For many people, First Nation culture, religion, and people are relics consigned to museums because of their antiquity. First Nation peoples and cultures are not considered vibrant and contemporary things that exist in the modern world. First Nations people are stereotyped and exoticized in mainstream media; they are often made invisible.
My story was maltreated. The words were too wrong and ugly to speak. I tried to tell someone my story, but he thought it was a hustle. He marked it as solicitation. The man took me shopping with his pity. I was silenced by charity–like so many Indians. I kept my hands out. My story became the hustle.
With Heart Berries, Mailhot controls the narrative. She lays bare her inner self, without flinching from the judgement–indeed, she defies the reader to judge her. She speaks for herself, unapologetic in the expression of her pain and her humanity.

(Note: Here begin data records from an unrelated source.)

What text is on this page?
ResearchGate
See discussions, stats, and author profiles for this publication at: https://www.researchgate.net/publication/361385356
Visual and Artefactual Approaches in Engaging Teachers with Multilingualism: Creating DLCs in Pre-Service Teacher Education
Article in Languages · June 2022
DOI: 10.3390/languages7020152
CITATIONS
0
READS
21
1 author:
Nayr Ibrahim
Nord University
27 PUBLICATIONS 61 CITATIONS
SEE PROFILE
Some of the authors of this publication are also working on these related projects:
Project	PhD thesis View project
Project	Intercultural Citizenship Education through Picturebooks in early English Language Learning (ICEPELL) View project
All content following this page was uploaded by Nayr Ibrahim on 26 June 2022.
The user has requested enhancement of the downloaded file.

In my first writing classes, my professor told me that the human condition was misery. I’m a river widened by misery, and the potency of my language is more than human. It’s an Indian condition to be proud of survival but reluctant to call it resilience. Resilience seems ascribed to a human conditioning in white people.
There were moments during my reading when I felt like I should stop because I felt like I was reading something too personal; I felt like a spectator to someone’s acute pain. However, Mailhot’s prose made stopping impossible. The poetry of her language conveys her journey to herself so perfectly. She writes about her childhood, her love life, her motherhood, poverty, and mental illness without flinching or giving excuses. You have to respect that kind of bravery–very few evince it.
We don’t own our mothers. We don’t own our bodies or our land–maybe I’m unsure. We become the land when we are buried in it. Our grandmothers have been uprooted and shelved in boxes, placed on slabs of plastic, or packed neatly in rooms, or turned into artifact–all after proper burials. Indians aren’t always allowed to rest in peace. I want to be buried in a bone garden with my ancestors someday. I’d like to belong to that.
There have been many accolades heaped on this book and many more will be awarded to it in the future–just know that it deserves all of them. I can’t review this book or give it stars–you can’t evaluate someone’s soul when you are only human. You should read this book.